Seen as a hero for making it possible for the average family to own a car, Ford's opinion was sought out for every area of life, from world peace to marriage and child care.
The adulation of others ultimately convinced Ford that he was iINFALLIBLE and led him to ruinously bad decisions. It blinded him to his own hypocrisy as he preached family values and old-fashioned virtue and yet kept a mistress. It may also have driven him to destroy his only child….
The older Ford—offended by his son's gentle style and superior education—ruthlessly undercut him at every turn, only then to mourn grievously when Edsel died young…. Ford's last days were sorrowful. On a visit to the house where he had lived as a newlywed, he told his chauffeur, "I've got a lot of money, and I'd give every penny of it right now just to be here with Mrs. Ford." (Article from preaching Today)
Do we often feel infallible in our decisions. Without God as our lead in all we do, we will fall.
Since the consequence of our sin is death (Romans 6:23), For the wages of sin is death, but the gift of God is eternal life in Christ Jesus our Lord.
We must find life outside ourselves. That's why, rather than looking to fallible celebrities or our own feelings of success, we should look to the infallible Christ.
"If you abide in my word," he promised, "you are truly my disciples, and you will know the truth, and the truth will set you free" (John 8:31–32).
Jesus himself is the truth that sets us free (8:36). He is the source of truth, the perfect standard of what is right. He is infallible in all ways.
He frees us from continued slavery to sin, from self-deception, and from deception by Satan.
He shows us clearly the way to eternal life with God.
Thus Jesus does not give us freedom to do what we want, but freedom to follow God. As we seek to serve God, Jesus’ perfect truth frees us to be all that God meant us to be.
SO, Where can we find hope and a place to look to in such a fallen world?
Let’s take a look at God’s Word to see the infallibleness of God.
Infallible means: incapable of making mistakes or being wrong, to be trustworthy.
I did a search to find some scriptures that speak of God’s infallibility and trustworthiness. Lets look them up together.
Psalm 11.7, The works of his hands are faithful and just;
all his precepts are trustworthy.
Psalm 119.86, All your commands are trustworthy;
help me, for I am being persecuted without cause.
Psalm 145.13, Your name, Lord, endures forever,
your renown, Lord, through all generations.
John 8.26, “I have much to say in judgment of you. But he who sent me is trustworthy, and what I have heard from him I tell the world.”

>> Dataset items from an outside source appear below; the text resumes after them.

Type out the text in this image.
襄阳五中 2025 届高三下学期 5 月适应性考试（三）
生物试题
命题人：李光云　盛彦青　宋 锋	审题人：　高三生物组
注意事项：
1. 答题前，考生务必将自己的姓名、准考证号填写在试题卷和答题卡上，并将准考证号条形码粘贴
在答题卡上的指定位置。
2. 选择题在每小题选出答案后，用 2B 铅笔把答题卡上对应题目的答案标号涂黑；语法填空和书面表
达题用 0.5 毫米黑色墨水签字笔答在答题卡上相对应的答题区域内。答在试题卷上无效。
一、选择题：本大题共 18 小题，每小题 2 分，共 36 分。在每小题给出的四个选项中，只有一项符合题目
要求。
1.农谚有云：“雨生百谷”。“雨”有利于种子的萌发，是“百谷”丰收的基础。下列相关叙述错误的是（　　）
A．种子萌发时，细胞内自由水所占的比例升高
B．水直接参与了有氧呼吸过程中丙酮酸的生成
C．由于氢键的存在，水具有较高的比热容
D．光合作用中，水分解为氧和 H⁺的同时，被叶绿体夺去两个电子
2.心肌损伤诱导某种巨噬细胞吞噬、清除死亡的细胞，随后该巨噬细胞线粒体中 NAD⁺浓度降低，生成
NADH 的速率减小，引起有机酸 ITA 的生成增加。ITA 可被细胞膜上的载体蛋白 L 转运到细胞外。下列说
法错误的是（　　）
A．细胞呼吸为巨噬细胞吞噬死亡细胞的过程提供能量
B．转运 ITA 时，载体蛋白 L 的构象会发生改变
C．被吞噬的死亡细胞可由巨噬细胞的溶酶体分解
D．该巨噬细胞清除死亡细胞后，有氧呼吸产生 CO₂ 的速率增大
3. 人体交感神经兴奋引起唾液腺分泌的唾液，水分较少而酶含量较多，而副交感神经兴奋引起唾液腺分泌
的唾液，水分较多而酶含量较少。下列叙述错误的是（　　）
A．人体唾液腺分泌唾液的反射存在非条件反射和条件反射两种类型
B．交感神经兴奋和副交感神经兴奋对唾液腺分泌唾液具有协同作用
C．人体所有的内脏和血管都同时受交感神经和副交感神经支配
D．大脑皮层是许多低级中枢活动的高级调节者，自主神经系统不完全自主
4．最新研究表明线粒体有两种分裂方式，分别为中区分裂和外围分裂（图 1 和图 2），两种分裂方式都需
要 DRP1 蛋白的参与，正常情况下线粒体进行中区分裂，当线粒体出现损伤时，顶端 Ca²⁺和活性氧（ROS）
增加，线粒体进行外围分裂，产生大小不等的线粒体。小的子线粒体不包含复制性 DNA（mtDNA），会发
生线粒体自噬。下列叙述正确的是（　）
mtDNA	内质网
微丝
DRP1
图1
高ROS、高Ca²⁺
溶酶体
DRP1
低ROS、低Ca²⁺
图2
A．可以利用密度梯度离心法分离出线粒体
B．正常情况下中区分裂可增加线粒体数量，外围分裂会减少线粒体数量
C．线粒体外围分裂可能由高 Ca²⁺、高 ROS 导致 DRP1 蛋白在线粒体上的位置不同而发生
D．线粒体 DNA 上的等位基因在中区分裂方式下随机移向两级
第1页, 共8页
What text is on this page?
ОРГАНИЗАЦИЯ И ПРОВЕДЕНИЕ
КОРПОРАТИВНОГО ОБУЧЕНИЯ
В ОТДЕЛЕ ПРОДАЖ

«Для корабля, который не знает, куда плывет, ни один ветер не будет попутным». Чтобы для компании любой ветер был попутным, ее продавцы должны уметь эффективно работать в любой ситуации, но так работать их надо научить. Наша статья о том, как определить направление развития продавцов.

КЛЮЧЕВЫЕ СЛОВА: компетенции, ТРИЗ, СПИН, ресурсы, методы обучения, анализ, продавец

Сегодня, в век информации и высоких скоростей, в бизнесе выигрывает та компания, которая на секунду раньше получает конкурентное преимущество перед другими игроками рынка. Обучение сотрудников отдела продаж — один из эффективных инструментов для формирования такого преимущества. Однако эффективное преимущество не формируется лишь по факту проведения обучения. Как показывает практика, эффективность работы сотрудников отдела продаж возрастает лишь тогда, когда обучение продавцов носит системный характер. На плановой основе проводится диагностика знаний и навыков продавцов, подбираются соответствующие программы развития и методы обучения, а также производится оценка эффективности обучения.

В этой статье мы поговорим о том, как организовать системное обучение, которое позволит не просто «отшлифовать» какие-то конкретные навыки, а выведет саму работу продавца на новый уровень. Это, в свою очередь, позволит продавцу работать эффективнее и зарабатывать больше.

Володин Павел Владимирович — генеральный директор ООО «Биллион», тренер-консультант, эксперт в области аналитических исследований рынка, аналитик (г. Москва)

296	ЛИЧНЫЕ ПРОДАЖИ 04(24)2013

Revelation 21.5, He who was seated on the throne said, “I am making everything new!” Then he said, “Write this down, for these words are trustworthy and true.”
Jesus offers the only answer for the “fallenness” of humanity, the only antidote for our sin and redemption for our souls.??
John 14 “Do not let your hearts be troubled. You believe in God; believe also in me. My Father’s house has many rooms; if that were not so, would I have told you that I am going there to prepare a place for you? And if I go and prepare a place for you, I will come back and take you to be with me that you also may be where I am. You know the way to the place where I am going.”
Jesus prepares a place for you. Only He is infallible. Only he is trustworthy.
Only He is the way.
Last Sunday night's Oscar gaffe will fade over time, but the poet's celebration in a poem I found will be true forever:??
How great the tale, that there should be,?
In God's Son's heart, a place for me.??
And for you.
Jesus is the answer to what life is about.